How Does Entropy Change with Pressure at Constant Temperature?

[prehisto]

Homework Statement

Hi!
My problem :
There is given substance for which (dV/dT)_p =ap^2,where V-volume,T-temperature,p-pressure,a-const.
How much the entropy S will increase if T=const and pressure changes from p1 to p2?

Homework Equations

The Attempt at a Solution

So
1) Mathematically the question of this excersie could be represented as
dS=Int [(dS/dp)_T dp] from p1 to p2
2) The next step should be to use Gibs potential : dG=Vdp-SdT
From Gibbs potential i should derive something like this (dV/dT)_p = -(dS/dp)_T (*)

But i can go as far as dG=(dG/dp)dp -(dG/dT)dT -> (dG/dp)_T=V ;(dG/dT)_p=-S
I think that the problem is mathematical: i can't figure out how from dG i can get (*)

Could someone can,please help me?

P.S. I'm sorry about the equations, i can't find any option for equation builder.

 

[Chestermiller]

You're very close to having the answer. Here's what you have so far:
$$\left(\frac{\partial G}{\partial P}\right)_T=V$$
$$\left(\frac{\partial G}{\partial T}\right)_P=-S$$
Now, what happens if you take the partial of the first equation with respect to T and the partial of the second equation with respect to P?

Chet

 

[prehisto]

You're very close to having the answer. Here's what you have so far:
$$\left(\frac{\partial G}{\partial P}\right)_T=V$$
$$\left(\frac{\partial G}{\partial T}\right)_P=-S$$
Now, what happens if you take the partial of the first equation with respect to T and the partial of the second equation with respect to P?

Chet

it s dG/dpdT=dV/dP and dG/dTdp=-dS/dp
I assume there is property of dG when dG/dpdT=dG/dTdp and so -dS/dp=dV/dP! Which allows me to substitute dS/dp=-dV/dp in integral and i can now easily integrate.
Thanks for the help!

P.S. Still having problems with formulas ,do you use "latex"code in insert "code" section ? I does not work for me :(

 

[Chestermiller]

it s dG/dpdT=dV/dP and dG/dTdp=-dS/dp
I assume there is property of dG when dG/dpdT=dG/dTdp and so -dS/dp=dV/dP! Which allows me to substitute dS/dp=-dV/dp in integral and i can now easily integrate.

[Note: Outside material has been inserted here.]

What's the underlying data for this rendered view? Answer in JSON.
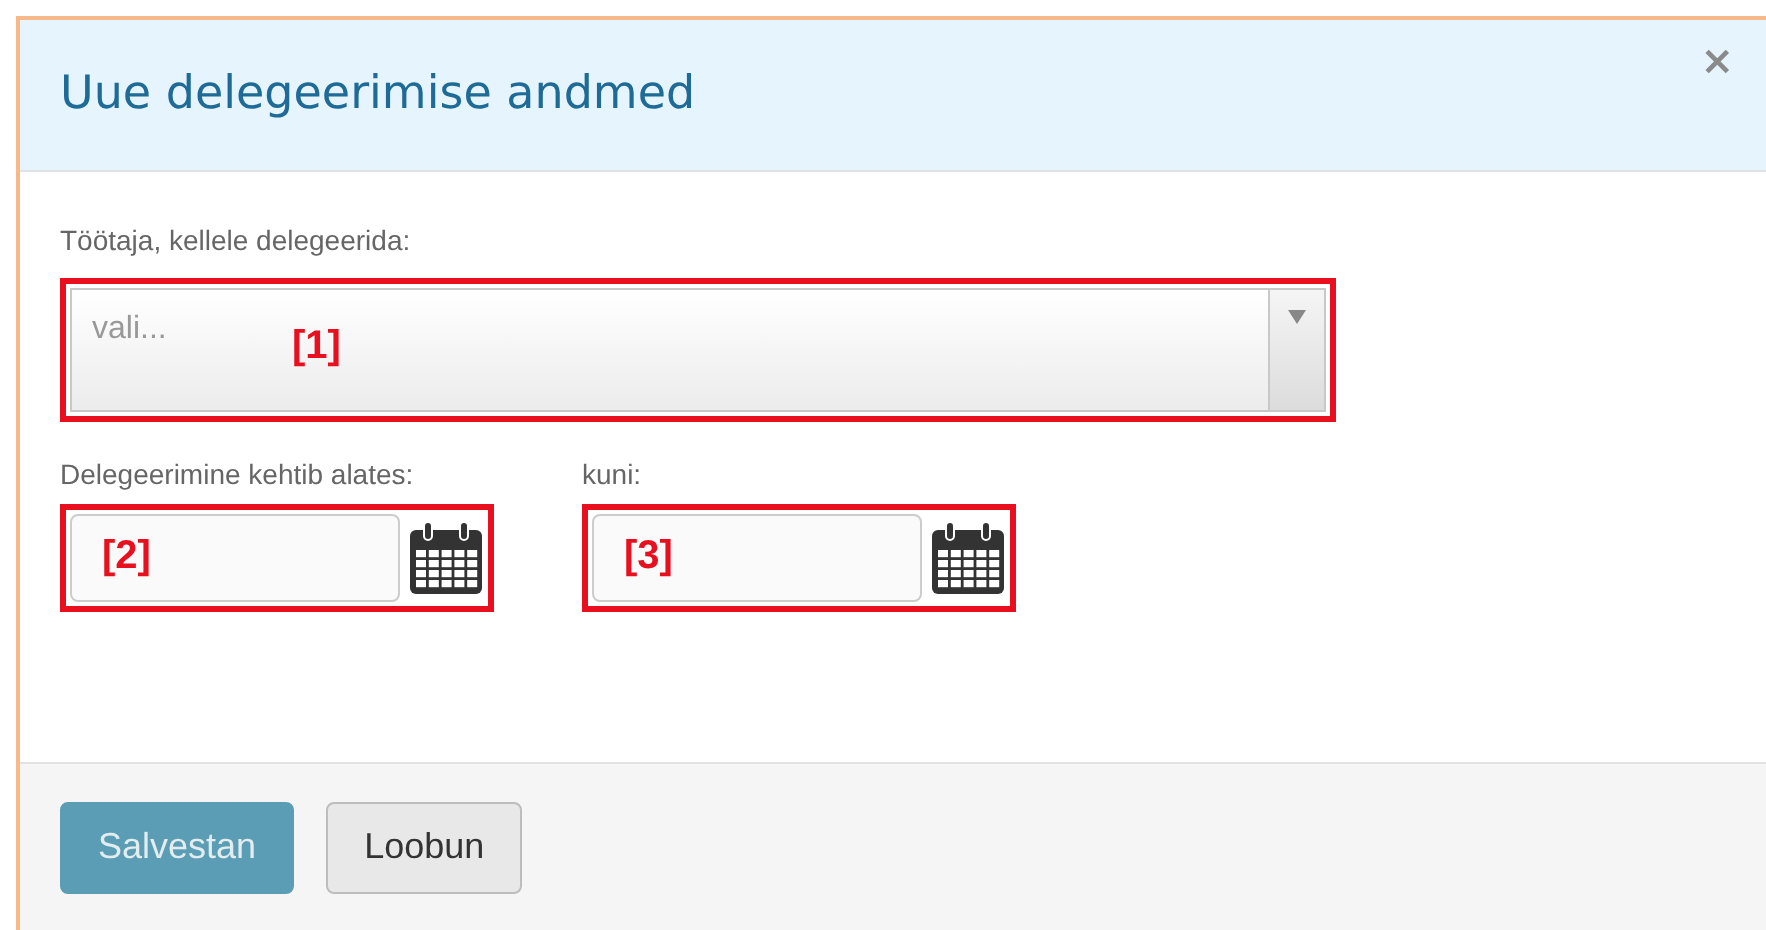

Yes. That's a property of partial differentiation. The second partial with respect to two independent variables is independent of the order of the partial differentiation.

Thanks for the help!

P.S. Still having problems with formulas ,do you use "latex"code in insert "code" section ? I does not work for me :(

I've just been doing the latex in the original message. When you preview the actual message, it comes out looking the way it is supposed to look. Also, it comes out looking right if, after you post the reply, you click on the refresh "circle" next to the back arrow (next to the url).

chet

 

[paranormal]

Hi there,

Great job on trying to approach the problem using the Gibbs potential! Your equation (*), which relates the change in entropy to the change in pressure at constant temperature, is correct. To get there, you can start with the definition of the Gibbs potential:

dG = Vdp - SdT

Since we are considering a constant temperature (dT = 0), we can simplify this to:

dG = Vdp

Now, to get the equation (*) that you mentioned, we need to use the Maxwell relation:

(dV/dT)_p = -(dS/dp)_T

This relates the partial derivatives of volume and entropy with respect to temperature and pressure, respectively. We can rearrange this equation to solve for the change in entropy:

(dS/dp)_T = -(dV/dT)_p

Substituting this into our previous equation for dG, we get:

dG = - (dS/dp)_T dp

This is almost the same as your equation (*), except for a negative sign. This is because the Maxwell relation gives us the negative of the partial derivative of entropy with respect to pressure. So to get the correct equation, we need to add a negative sign, which gives us:

dS = - (dG/dp)_T dp

Now, we can integrate this equation from p1 to p2 to get the change in entropy between these two pressures:

ΔS = - ∫ (dG/dp)_T dp from p1 to p2

Since we know from the problem statement that (dG/dp)_T = V, we can substitute this in and integrate to get:

ΔS = - ∫ V dp from p1 to p2

Finally, using the given relation (dV/dT)_p = ap^2, we can substitute in for V and solve the integral to get the final expression for the change in entropy:

ΔS = - a∫ p^2 dp from p1 to p2

I hope this helps! Let me know if you have any further questions.